For data-heavy tasks like parsing local markdown files or indexing an entire photo archive, you should avoid proprietary cloud vector databases. This stack uses Shivvr, a local semantic search engine that handles chunking and inverted vector embeddings entirely on your own hardware so your data never leaves your laptop.
Finally, the extraction, ingestion, and scraping of local docs or web sources is handled by Grub, an automated, high-speed crawler that feeds structured data back into the system. Modern tooling shouldn't mean chaining yourself to a proprietary cloud SaaS platform.
By exposing standard Unix primitives like files, shells, and local compilers to an API, sandboxing the environment in a container, and letting a local agent orchestrate the workspace, the cloud-vendor magic fades away and actual sovereign software engineering takes over.
All of this is a WIP but I use it every day to work on it.
I do provide cloud support for somethings like embeddings and crawling, but you can run it local if you want.

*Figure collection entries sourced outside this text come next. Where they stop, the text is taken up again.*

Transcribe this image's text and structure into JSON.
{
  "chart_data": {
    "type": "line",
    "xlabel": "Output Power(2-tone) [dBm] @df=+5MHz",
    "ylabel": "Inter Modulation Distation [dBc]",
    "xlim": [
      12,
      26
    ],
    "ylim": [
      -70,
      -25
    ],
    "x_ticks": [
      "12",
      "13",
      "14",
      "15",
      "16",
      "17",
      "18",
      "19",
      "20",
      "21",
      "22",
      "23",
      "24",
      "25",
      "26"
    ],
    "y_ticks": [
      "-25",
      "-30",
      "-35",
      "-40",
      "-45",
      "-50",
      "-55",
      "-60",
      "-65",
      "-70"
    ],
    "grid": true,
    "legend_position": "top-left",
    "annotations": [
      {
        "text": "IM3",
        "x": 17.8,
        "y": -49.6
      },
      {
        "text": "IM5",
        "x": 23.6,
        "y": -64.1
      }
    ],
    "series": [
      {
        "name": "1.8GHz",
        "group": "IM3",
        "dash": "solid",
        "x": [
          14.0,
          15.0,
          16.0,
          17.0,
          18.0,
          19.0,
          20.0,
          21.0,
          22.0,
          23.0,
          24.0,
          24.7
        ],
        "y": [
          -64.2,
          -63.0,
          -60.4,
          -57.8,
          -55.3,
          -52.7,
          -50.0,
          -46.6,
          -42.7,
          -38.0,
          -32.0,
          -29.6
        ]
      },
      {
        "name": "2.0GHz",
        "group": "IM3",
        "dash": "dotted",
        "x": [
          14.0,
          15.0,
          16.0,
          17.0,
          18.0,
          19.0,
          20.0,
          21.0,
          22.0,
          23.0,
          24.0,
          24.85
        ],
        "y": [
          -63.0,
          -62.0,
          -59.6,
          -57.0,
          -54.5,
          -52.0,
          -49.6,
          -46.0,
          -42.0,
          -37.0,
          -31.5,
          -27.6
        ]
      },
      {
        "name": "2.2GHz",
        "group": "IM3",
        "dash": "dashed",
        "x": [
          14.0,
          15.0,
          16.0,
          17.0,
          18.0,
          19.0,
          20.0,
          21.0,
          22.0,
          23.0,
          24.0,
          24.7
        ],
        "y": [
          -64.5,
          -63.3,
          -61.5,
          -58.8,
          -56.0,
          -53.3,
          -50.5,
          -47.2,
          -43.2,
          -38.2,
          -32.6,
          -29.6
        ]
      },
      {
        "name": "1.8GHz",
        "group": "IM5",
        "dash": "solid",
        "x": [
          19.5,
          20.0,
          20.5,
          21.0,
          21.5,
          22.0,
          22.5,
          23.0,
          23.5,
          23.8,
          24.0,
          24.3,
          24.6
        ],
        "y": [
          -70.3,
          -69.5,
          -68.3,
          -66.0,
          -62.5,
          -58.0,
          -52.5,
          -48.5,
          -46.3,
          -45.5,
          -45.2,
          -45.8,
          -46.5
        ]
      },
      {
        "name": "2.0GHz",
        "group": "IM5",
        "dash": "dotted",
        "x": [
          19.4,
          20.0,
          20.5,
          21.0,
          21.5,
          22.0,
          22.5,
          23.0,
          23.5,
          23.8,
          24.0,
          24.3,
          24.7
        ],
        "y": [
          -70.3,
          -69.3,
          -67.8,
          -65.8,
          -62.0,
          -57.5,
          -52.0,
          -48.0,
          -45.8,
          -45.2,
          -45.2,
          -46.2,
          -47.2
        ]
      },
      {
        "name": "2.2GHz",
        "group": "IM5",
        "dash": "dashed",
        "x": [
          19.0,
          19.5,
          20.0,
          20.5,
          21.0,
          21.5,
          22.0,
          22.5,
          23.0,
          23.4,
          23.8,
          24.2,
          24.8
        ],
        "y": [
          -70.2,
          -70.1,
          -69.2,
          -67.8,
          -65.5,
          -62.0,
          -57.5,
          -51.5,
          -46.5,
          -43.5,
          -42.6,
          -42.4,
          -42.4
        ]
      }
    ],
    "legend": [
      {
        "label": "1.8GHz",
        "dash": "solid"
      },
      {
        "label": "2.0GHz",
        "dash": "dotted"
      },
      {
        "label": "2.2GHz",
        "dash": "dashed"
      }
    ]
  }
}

The only thing closed source is the memory system, but it still runs local if you want it.
Would love to have some collaboration on the Windows side. Windows builds get published but get little to no manual testing, and not “fully supported” as of now but I would like to. If you can file issues and/or PRs I’d happily review.
Will check out your project as well, looks similar to where I started with awman but it’s morphed since then.
I have a friend who is a graphic designer/market strategy guy and he's been using Anthropic to build sites and even did an agent on his own page that helps guide the user through onboarding. I reviewed the code a few times and gave him some tips and it looks pretty good and works flawlessly.
He maintain a lot of customer's sites (design wise) and all the customers are responsible for their own hosting and ssl certs. He got tired of them calling him about expired ones, so he had Claude write a script and use Agentmail to notify him when one expires.
A few of them were needing updating when he wrote it, and when I reviewed it (with Claude Fable) it discovered that in the event they were all up-to-date, it wouldn't email him. Other than that, it works perfectly and runs on his machine on a schedule.
This morning he had it write a script to monitor his computer for load, after having issues with Adobe.